Jan. 15, 2006
Broadway on the Strip
The latest crapshoot in Vegas? Legitimate
musicals
[Hear the 1/12 podcast
on "Avenue Q" by clicking here]
[See companion piece, a Q-and-A with Harvey Fierstein, here]
By STEVE FRIESS
When Harvey Fierstein announced he would reprise
his Tony-winning "Hairspray" turn in-of all places-Las Vegas,
it looked as if Sin City's dream of becoming Broadway West might
come true. "Las Vegas could be like the old vaudeville circuit,
a place where lighter entertainment could find a home," says
Fierstein, who's rumored to be getting seven figures for a three-month
run when the musical opens Feb. 6 at the Luxor casino. "To the
people who say that's a bastardization of Broadway: we're in
the entertainment business. That's what we do."

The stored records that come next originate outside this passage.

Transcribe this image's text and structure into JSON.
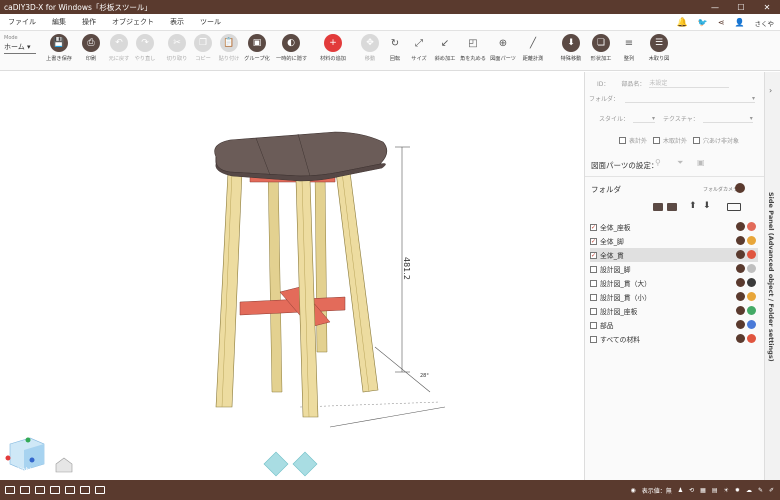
{
  "window": {
    "title": "caDIY3D-X for Windows「杉板スツール」",
    "min": "—",
    "max": "☐",
    "close": "✕"
  },
  "menu": {
    "items": [
      "ファイル",
      "編集",
      "操作",
      "オブジェクト",
      "表示",
      "ツール"
    ],
    "user": "さくや"
  },
  "ribbon": {
    "mode_label": "Mode",
    "mode_value": "ホーム",
    "tools": [
      {
        "name": "overwrite-save",
        "label": "上書き保存",
        "style": "dark",
        "icon": "💾"
      },
      {
        "name": "print",
        "label": "印刷",
        "style": "dark",
        "icon": "⎙"
      },
      {
        "name": "undo",
        "label": "元に戻す",
        "style": "light",
        "icon": "↶"
      },
      {
        "name": "redo",
        "label": "やり直し",
        "style": "light",
        "icon": "↷"
      },
      {
        "name": "cut",
        "label": "切り取り",
        "style": "light",
        "icon": "✂"
      },
      {
        "name": "copy",
        "label": "コピー",
        "style": "light",
        "icon": "❐"
      },
      {
        "name": "paste",
        "label": "貼り付け",
        "style": "light",
        "icon": "📋"
      },
      {
        "name": "group",
        "label": "グループ化",
        "style": "dark",
        "icon": "▣"
      },
      {
        "name": "hide-temp",
        "label": "一時的に隠す",
        "style": "dark",
        "icon": "◐"
      },
      {
        "name": "add-material",
        "label": "材料の追加",
        "style": "red",
        "icon": "+"
      },
      {
        "name": "move",
        "label": "移動",
        "style": "light",
        "icon": "✥"
      },
      {
        "name": "rotate",
        "label": "回転",
        "style": "flat",
        "icon": "↻"
      },
      {
        "name": "size",
        "label": "サイズ",
        "style": "flat",
        "icon": "⤢"
      },
      {
        "name": "diagonal-cut",
        "label": "斜め加工",
        "style": "flat",
        "icon": "↙"
      },
      {
        "name": "round-corner",
        "label": "角を丸める",
        "style": "flat",
        "icon": "◰"
      },
      {
        "name": "drawing-parts",
        "label": "図面パーツ",
        "style": "flat",
        "icon": "⊕"
      },
      {
        "name": "distance-measure",
        "label": "距離計測",
        "style": "flat",
        "icon": "╱"
      },
      {
        "name": "special-move",
        "label": "特殊移動",
        "style": "dark",
        "icon": "⬇"
      },
      {
        "name": "shape-process",
        "label": "形状加工",
        "style": "dark",
        "icon": "❏"
      },
      {
        "name": "align",
        "label": "整列",
        "style": "flat",
        "icon": "≡"
      },
      {
        "name": "cut-list",
        "label": "木取り図",
        "style": "dark",
        "icon": "☰"
      }
    ]
  },
  "panel": {
    "id_label": "ID：",
    "part_name_label": "部品名：",
    "part_name_placeholder": "未設定",
    "folder_label": "フォルダ：",
    "style_label": "スタイル：",
    "texture_label": "テクスチャ：",
    "checks": [
      "表計外",
      "木取計外",
      "穴あけ非対象"
    ],
    "drawing_settings": "図面パーツの設定：",
    "folder_title": "フォルダ",
    "folder_camera": "フォルダカメラ",
    "folders": [
      {
        "label": "全体_座板",
        "checked": true,
        "selected": false
      },
      {
        "label": "全体_脚",
        "checked": true,
        "selected": false
      },
      {
        "label": "全体_貫",
        "checked": true,
        "selected": true
      },
      {
        "label": "設計図_脚",
        "checked": false,
        "selected": false
      },
      {
        "label": "設計図_貫（大）",
        "checked": false,
        "selected": false
      },
      {
        "label": "設計図_貫（小）",
        "checked": false,
        "selected": false
      },
      {
        "label": "設計図_座板",
        "checked": false,
        "selected": false
      },
      {
        "label": "部品",
        "checked": false,
        "selected": false
      },
      {
        "label": "すべての材料",
        "checked": false,
        "selected": false
      }
    ],
    "side_tab": "Side Panel (Advanced object / Folder settings)"
  },
  "viewport": {
    "dim_height": "481.2",
    "dim_small": "28°",
    "cube_label": "Right"
  },
  "status": {
    "display_text": "表示値：無"
  }
}
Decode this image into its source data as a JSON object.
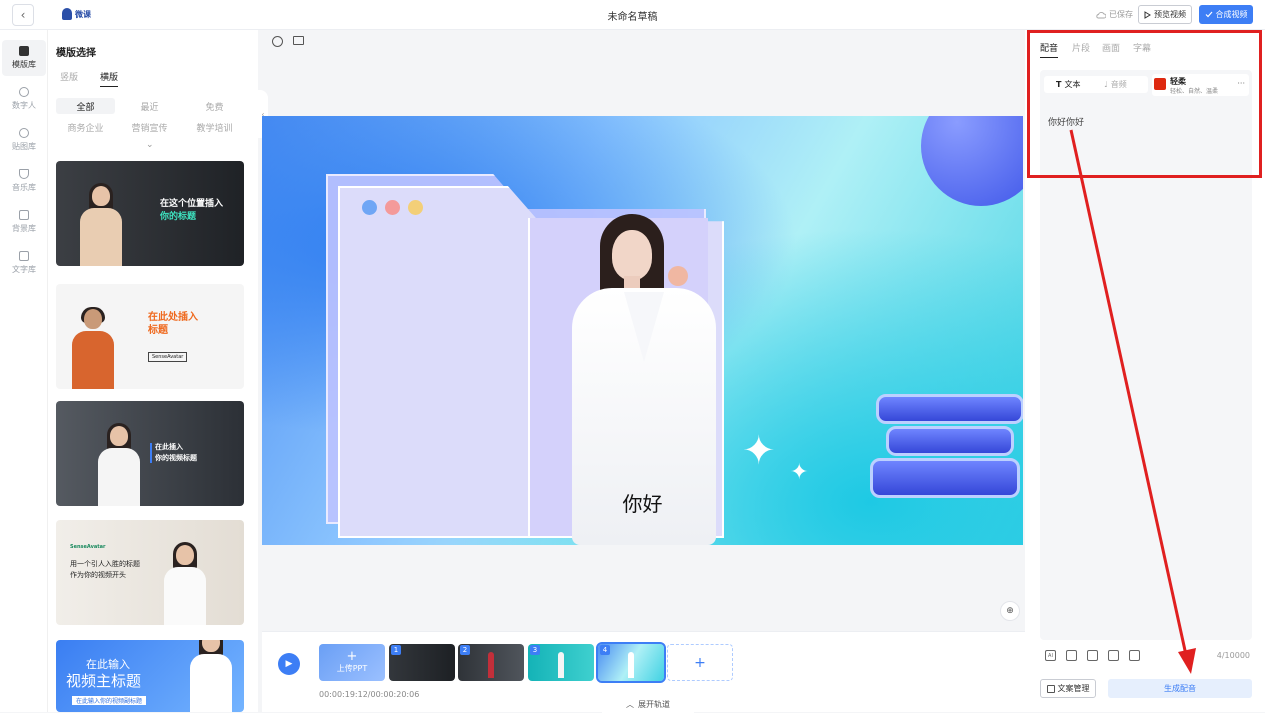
{
  "topbar": {
    "back_glyph": "‹",
    "logo_text": "微课",
    "title": "未命名草稿",
    "saved_text": "已保存",
    "preview_label": "预览视频",
    "compose_label": "合成视频"
  },
  "leftnav": {
    "items": [
      {
        "label": "模版库",
        "icon": "template-icon"
      },
      {
        "label": "数字人",
        "icon": "avatar-icon"
      },
      {
        "label": "贴图库",
        "icon": "sticker-icon"
      },
      {
        "label": "音乐库",
        "icon": "music-icon"
      },
      {
        "label": "背景库",
        "icon": "image-icon"
      },
      {
        "label": "文字库",
        "icon": "text-icon"
      }
    ]
  },
  "templates": {
    "title": "模版选择",
    "tabs": [
      "竖版",
      "横版"
    ],
    "filters": [
      "全部",
      "最近",
      "免费",
      "商务企业",
      "营销宣传",
      "教学培训"
    ],
    "cards": [
      {
        "line1": "在这个位置插入",
        "line2": "你的标题"
      },
      {
        "line1": "在此处插入",
        "line2": "标题",
        "brand": "SenseAvatar"
      },
      {
        "line1": "在此插入",
        "line2": "你的视频标题"
      },
      {
        "line1": "用一个引人入胜的标题",
        "line2": "作为你的视频开头",
        "brand": "SenseAvatar"
      },
      {
        "line1": "在此输入",
        "line2": "视频主标题",
        "line3": "在此输入你的视频副标题"
      }
    ]
  },
  "canvas": {
    "subtitle": "你好"
  },
  "timeline": {
    "upload_label": "上传PPT",
    "clips": [
      "1",
      "2",
      "3",
      "4"
    ],
    "time": "00:00:19:12/00:00:20:06",
    "expand_label": "展开轨道"
  },
  "right": {
    "tabs": [
      "配音",
      "片段",
      "画面",
      "字幕"
    ],
    "mode_text": "文本",
    "mode_audio": "音频",
    "voice_name": "轻柔",
    "voice_desc": "轻松、自然、温柔",
    "voice_more": "···",
    "script": "你好你好",
    "count": "4/10000",
    "doc_mgmt": "文案管理",
    "generate": "生成配音"
  },
  "colors": {
    "accent": "#3d7ef5",
    "annotation": "#e02020"
  }
}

But even bastardized versions of some Broadway musicals may
be too highbrow. Mogul Steve Wynn declared Vegas tastes had
finally "matured" when he built a $40 million theater at his
new resort to house Tony winner "Avenue Q." Yet the musical's
been playing to half-empty houses on some nights since it opened
last August. (The producers say they expected a slow start.)
"I'd think to myself, 'What is wrong with these people?' says
actor John Tartaglia, who finished his "Avenue Q" run last month.

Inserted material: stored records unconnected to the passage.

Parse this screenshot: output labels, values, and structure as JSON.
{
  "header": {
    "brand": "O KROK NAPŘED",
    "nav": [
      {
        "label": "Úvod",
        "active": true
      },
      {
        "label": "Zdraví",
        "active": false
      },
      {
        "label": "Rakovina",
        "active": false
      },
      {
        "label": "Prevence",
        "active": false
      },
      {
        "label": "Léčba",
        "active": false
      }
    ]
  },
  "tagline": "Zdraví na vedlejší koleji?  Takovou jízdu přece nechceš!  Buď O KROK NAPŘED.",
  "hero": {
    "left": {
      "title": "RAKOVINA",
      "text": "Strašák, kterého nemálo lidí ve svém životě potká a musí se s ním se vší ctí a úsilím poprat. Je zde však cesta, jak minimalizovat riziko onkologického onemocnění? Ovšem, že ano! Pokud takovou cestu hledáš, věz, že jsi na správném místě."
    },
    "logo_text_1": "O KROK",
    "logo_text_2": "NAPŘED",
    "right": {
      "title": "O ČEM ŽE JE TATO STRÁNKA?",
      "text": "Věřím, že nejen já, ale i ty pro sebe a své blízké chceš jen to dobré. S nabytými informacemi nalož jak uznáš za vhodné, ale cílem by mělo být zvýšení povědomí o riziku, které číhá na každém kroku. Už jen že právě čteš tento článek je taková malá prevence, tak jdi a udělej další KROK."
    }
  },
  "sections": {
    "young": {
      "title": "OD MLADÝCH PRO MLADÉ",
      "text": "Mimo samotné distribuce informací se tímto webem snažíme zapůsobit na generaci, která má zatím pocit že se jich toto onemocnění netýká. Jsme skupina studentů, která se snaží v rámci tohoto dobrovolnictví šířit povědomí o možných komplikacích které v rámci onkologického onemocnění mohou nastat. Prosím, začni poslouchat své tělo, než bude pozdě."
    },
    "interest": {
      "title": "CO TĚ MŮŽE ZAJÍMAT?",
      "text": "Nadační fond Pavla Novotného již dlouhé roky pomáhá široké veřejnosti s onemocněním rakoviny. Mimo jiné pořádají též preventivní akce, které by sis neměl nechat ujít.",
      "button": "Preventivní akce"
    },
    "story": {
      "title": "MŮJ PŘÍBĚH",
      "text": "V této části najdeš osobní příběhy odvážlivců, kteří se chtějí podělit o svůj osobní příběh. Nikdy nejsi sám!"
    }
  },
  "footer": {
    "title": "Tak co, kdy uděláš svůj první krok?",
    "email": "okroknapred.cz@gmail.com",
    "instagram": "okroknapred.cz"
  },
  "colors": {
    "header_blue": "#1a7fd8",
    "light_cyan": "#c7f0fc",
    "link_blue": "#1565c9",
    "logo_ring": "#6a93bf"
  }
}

Audiences don't laugh at jokes that have Broadway theatergoers
doubled over. "Then I'd realize, these people may never have
seen a Broadway show before. They don't know how to react."
Some Broadway producers who were angling for casino deals
are now watching and waiting. "Only one Broadway musical has
really become a Vegas staple, and that's "Mamma Mia!," says
a Tony-winning New York producer who's so far resisted the temptation
of Sin City. Indeed, "We Will Rock You," a London hit based
on music by Queen, elicited yawns in Vegas, and "Saturday Night
Fever" was an even bigger flop than it was on Broadway.
The trick is finding shows that appeal to fidgety tourists
used to Cirque du Soleil-style spectacles. Some producers are
shrinking their musicals for Vegas. Several numbers have been
trimmed from "Hairspray" to make it a lean 90 minutes with no
intermission. "The way we cut it and shaped it, it's more like
launching a rocket," says Fierstein. Andrew Lloyd Webber and
Harold Prince have restaged-and nearly halved-their two-and-a-half-hour
"Phantom of the Opera" for its Vegas debut this May, and "Spamalot"
will be similarly bite-size when it opens in early 2007. "There
are very few Broadway shows that wouldn't be better if they
were cut down a bit," says Alan Feldman, a vice president of
MGM Mirage, which owns the Luxor. "Avenue Q" may have learned
its lesson: its producers are thinking of a nip and tuck, too.